Chapter 2, Problem 1P

An analysis of a circuit shown in Fig. P2.1 yields the quadratic equation for the current I as $3I^2-6I=45$, where I is in amps.

(a) Rewrite the above equation in the form $I^2+aI+b=0$, where a and b are constants.

(b) Solve the equation in part (a) by each of the following methods: factoring, compacting the square, and the quadratic formula.

To determine

(a)

To rewrite the given current relation in the form of $I^2+aI+b=0$.

Answer to Problem 1P

The required equation of current in the form of $I^2+aI+b=0$ is

  $I^2+2I+\left(-15\right)=0$

Explanation of Solution

Given:

The current relation is given as

  $3I^2+6I=45$. ...... (1)

Calculation:

Divide by $3$ on both sides in the equation (1)

  $I^2+2I=15$

Rearrange above equation.

  $I^2+2I-15=0$

The required equation of current in the form of $I^2+aI+b=0$ is

  $I^2+2I+\left(-15\right)=0$

Conclusion:

Thus, the required equation of current in the form of $I^2+aI+b=0$ is

  $I^2+2I+\left(-15\right)=0$

To determine

(b)

Solve the equation $I^2+2I-15=0$ by factoring, completing the square, and the quadratic formula.

Answer to Problem 1P

The equation is solved by factoring, completing the square, and the quadratic and the roots of the equation are $3$ and $-5$.

Explanation of Solution

Concept Used:

The roots of the quadratic equation can be determined by the quadratic formula given as-

  $I=\frac{-b\pm \sqrt{b^2-4ac}}{2a}$ ...... (2)

Calculation:

Substitute $2$ for $b$, $1$ for $a$ and $-15$ for $c$ in equation (2)

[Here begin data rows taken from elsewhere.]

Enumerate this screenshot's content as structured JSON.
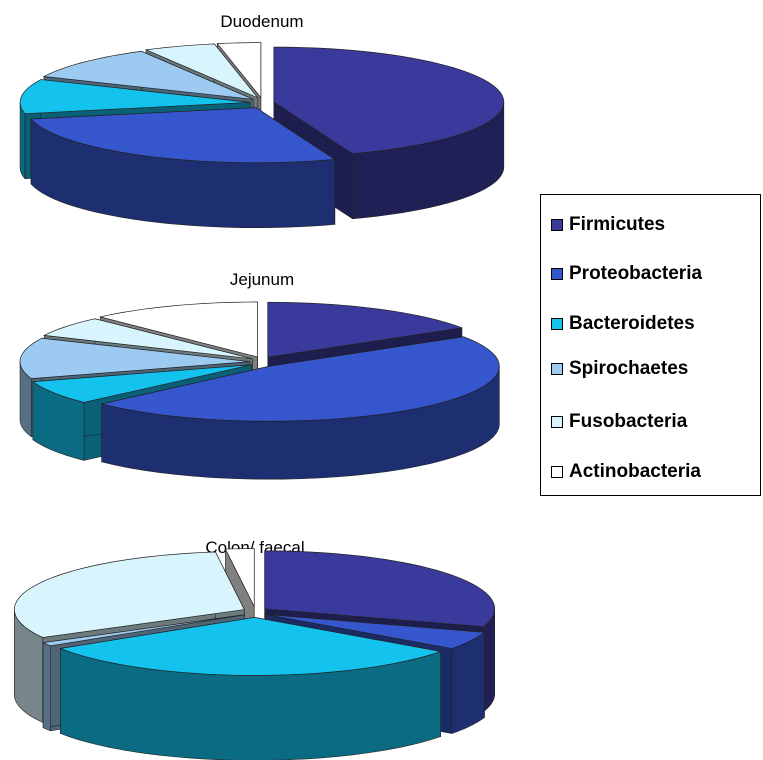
{
  "colors": {
    "Firmicutes": "#3a3a9c",
    "Proteobacteria": "#3556cc",
    "Bacteroidetes": "#14c2ee",
    "Spirochaetes": "#9ccaf0",
    "Fusobacteria": "#d8f4fc",
    "Actinobacteria": "#ffffff"
  },
  "legend": [
    "Firmicutes",
    "Proteobacteria",
    "Bacteroidetes",
    "Spirochaetes",
    "Fusobacteria",
    "Actinobacteria"
  ],
  "chart_data": [
    {
      "type": "pie",
      "title": "Duodenum",
      "categories": [
        "Firmicutes",
        "Proteobacteria",
        "Bacteroidetes",
        "Spirochaetes",
        "Fusobacteria",
        "Actinobacteria"
      ],
      "values": [
        44,
        27,
        10,
        10,
        5,
        3
      ],
      "unit": "%"
    },
    {
      "type": "pie",
      "title": "Jejunum",
      "categories": [
        "Firmicutes",
        "Proteobacteria",
        "Bacteroidetes",
        "Spirochaetes",
        "Fusobacteria",
        "Actinobacteria"
      ],
      "values": [
        16,
        47,
        7,
        12,
        6,
        12
      ],
      "unit": "%"
    },
    {
      "type": "pie",
      "title": "Colon/ faecal",
      "categories": [
        "Firmicutes",
        "Proteobacteria",
        "Bacteroidetes",
        "Spirochaetes",
        "Fusobacteria",
        "Actinobacteria"
      ],
      "values": [
        30,
        5,
        31,
        1,
        31,
        2
      ],
      "unit": "%"
    }
  ]
}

  $\begin{array}{c}I=\frac{-2\pm \sqrt{{\left(2\right)}^2-4\left(1\right)\left(-15\right)}}{2\left(1\right)}\\ =\frac{-2\pm 8}{2}\end{array}$

This equation gives two values of current

  $I=3\text{ amps}$ and $I=-5\text{ amps}$

For completing square method,

Rearrange equation (1)

  $I^2+2I=15$

Add $1$ on both side of the above equation.

  $\begin{array}{c}{I}^2+2I+1=15+1\\ {\left(I+1\right)}^2=16\end{array}$

Rearrange the above equation.

  $\begin{array}{c}{\left(I+1\right)}^2-16=0\\ {\left(I+1\right)}^2-{\left(4\right)}^2=0\\ \left(I+1-4\right)\left(I+1+4\right)=0\\ \left(I-3\right)\left(I+5\right)=0\end{array}$

The value of current $I$ are $3\text{ amps}$ and $-5\text{ amps}$

For factoring method,

Rearrange equation (1)

  $\begin{array}{c}{I}^2+\left(5-3\right)I-15=0\\ I^2+5I-3I-15=0\\ I\left(I+5\right)-3\left(I+5\right)=0\\ \left(I+5\right)\left(I-3\right)=0\end{array}$

The value of current $I$ are $3\text{ amps}$ and $-5\text{ amps}$